Presidente do CVG-SP acredita no crescimento de seguros de pessoas

Em 2012, o ramo de pessoas (incluindo vida, VGBL, PGBL e previdência privada) arrecadou R$ 92 bilhões, atingindo crescimento de 27% em relação 2011 e participação de 59% do mercado, de acordo com dados divulgados pela Siscorp Serviços Corporativos. O levantamento também mostrou que a capitalização cresceu 18% no ano passado, com faturamento de R$ 16,6 bilhões. Para o diretor presidente da Siscorp, Flávio Faggion Júnior, o crescimento expressivo dos produtos para pessoas e capitalização é resultado do aumento de poder de compra da população, principalmente nas classes de menor renda.

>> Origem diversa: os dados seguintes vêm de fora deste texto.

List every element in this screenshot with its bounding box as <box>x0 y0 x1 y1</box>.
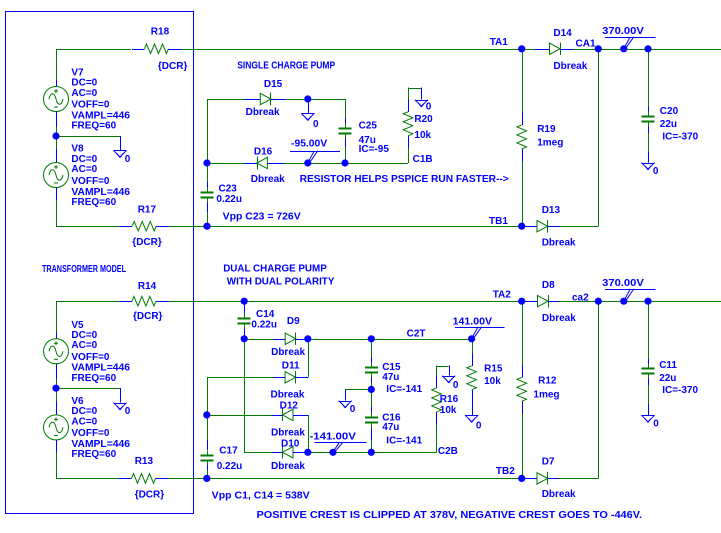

Outro fator, segundo ele, é a estratégia bancária de aumentar o foco na comercialização de produtos do mercado segurador, como alternativa para minimizar os efeitos das reduções das taxas de juros. O presidente do CVG-SP, Dilmo Bantim Moreira, concorda com Faggion, acrescentando que o desempenho da economia será o balizador do desenvolvimento do ramo.

“Se a economia se mantiver em crescimento, haverá melhoria de renda, maior geração de empregos, aumento da classe média e, consequentemente, maior demanda por seguros”, diz. Por outro lado, reconhece que haverá desafios ao setor em razão da queda da taxa de natalidade e aumento da expectativa de vida. Previsões otimistas. Também os dados divulgados pela Susep confirmam o bom desempenho do ramo de pessoas em 2012. Entre janeiro e novembro de 2012, segundo apurou a superintendência, o ramo de pessoas cresceu 27,7% ante igual período do ano anterior.

O seguro de vida individual cresceu 31,1% no ano passado, perdendo apenas para o VGBL que cresceu 43,1% no último ano. Já a capitalização manteve bom desempenho com as contribuições aumentando 17,8% de janeiro a novembro de 2012 contra igual período de 2011, porém, abaixo dos 19,2% de 2011 sobre igual período de 2010. O professor na Escola Nacional de Seguros, João Paulo Mello, declarou ao site Tudo sobre Seguros que o maior destaque neste ano deverá ser o seguro de pessoas.

“Aqui talvez resida um dos maiores potenciais de crescimento do mercado nacional, pois ainda não conseguimos deslanchar nos microsseguros e tampouco aproveitar o momento de mobilidade social que o país vive”, disse. Ele comentou, ainda, que apesar de 2012 não ter sido bom para a economia, com expectativa de crescimento do PIB sobre o ano anterior em torno de 1% e a inflação transpondo 5%, para o mercado de seguros o período não foi tão ruim. “Estudos da CNSeg apontam estimativa de crescimento da arrecadação do total de seguros privados em torno de 19% (real de 13%), com a participação no PIB beirando os 4%”, observou.

Para o presidente do CVG-SP, embora o crescimento do PIB tenha ficado abaixo da expectativa no último ano, neste a estimativa mais otimista, em torno de 3%. “Ainda que não seja no patamar esperado, a economia deverá crescer e também o seguro, sobretudo o ramo de pessoas, que se desenvolve na medida do poder de consumo da população”, afirma.